O Erenicegate, 2010 e as penúltimas conseqüências


  Fábio Pozzebom/ABr
No início, logo que Erenice Guerra virou problema, Dilma Rousseff chamou escândalo de "factóide".


Lula batizou o malfeito de “baixaria” da oposição.

Súbito, Erenice foi ao olho da rua, Dilma tomou distância dela e Lula mandou dizer que apuraria o caso às últimas consequênciais.

Erenice submergiu. Entraram em cena a Polícia Federal e uma comissão de sindicância do Planalto.

Na semana passada, a PF pediu prorrogação do prazo do inquérito.

Interrogou 16 pessoas e não saiu do lugar. Nem sinal da convocação de Erenice.

Nesta segunda (18), foi ao “Diário Oficial” a prorrogação da comissão de sindicância.

Tinha prazo para acabar: 17 de outubro.
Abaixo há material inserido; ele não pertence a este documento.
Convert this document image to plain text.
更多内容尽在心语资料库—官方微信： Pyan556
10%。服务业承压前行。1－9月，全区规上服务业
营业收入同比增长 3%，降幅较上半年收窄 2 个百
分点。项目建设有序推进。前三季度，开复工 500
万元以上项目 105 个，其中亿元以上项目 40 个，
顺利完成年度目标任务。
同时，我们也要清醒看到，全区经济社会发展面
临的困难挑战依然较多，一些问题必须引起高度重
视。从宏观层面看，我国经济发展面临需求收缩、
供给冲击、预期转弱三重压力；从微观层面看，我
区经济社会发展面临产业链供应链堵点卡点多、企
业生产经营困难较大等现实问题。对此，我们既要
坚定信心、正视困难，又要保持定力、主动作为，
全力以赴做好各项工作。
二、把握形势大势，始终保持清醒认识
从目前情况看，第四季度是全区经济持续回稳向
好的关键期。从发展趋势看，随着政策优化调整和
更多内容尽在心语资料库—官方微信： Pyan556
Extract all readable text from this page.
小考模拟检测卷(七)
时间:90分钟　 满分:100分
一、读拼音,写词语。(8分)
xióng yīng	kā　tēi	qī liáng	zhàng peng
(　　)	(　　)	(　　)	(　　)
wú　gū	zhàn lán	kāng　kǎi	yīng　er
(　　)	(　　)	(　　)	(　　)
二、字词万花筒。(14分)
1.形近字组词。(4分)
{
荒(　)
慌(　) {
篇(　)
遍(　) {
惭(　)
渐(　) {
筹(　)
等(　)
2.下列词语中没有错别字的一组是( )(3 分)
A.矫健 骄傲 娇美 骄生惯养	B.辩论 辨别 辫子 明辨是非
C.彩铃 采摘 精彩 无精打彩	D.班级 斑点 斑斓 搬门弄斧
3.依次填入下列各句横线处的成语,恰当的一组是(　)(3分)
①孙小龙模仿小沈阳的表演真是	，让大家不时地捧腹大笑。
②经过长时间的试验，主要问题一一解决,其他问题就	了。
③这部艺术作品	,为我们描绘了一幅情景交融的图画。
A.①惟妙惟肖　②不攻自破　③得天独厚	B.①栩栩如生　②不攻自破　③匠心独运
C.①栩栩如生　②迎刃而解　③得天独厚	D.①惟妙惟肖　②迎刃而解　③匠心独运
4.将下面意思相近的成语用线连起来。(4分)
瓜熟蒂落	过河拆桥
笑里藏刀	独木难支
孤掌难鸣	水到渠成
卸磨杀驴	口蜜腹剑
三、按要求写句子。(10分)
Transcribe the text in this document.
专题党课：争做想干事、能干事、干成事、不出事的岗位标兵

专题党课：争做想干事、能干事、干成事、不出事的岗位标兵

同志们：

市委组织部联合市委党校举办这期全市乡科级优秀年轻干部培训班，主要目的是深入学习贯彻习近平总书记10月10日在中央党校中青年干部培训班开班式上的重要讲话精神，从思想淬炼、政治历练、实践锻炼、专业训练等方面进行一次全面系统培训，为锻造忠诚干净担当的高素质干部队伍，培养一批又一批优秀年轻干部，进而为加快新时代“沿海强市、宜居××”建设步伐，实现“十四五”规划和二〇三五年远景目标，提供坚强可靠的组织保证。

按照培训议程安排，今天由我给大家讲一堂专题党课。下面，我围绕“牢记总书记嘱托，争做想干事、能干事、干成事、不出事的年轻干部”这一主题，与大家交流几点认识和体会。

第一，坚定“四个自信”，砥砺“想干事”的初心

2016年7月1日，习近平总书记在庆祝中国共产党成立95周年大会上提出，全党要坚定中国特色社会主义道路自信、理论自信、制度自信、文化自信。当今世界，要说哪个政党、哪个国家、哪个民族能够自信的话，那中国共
A data foi fixada numa fase em que Dilma era candidata a uma vitória de primeiro turno.

Como o eleitor esticou a campanha, o governo alonga também as apurações.

Explicações? Por ora, não se ouviu nenhuma.

O governo deveria escalar para uma entrevista a senhora Últimas Consequências.

Diante do repórteres, ela diria: “Meu nome agora é Penúltimas”.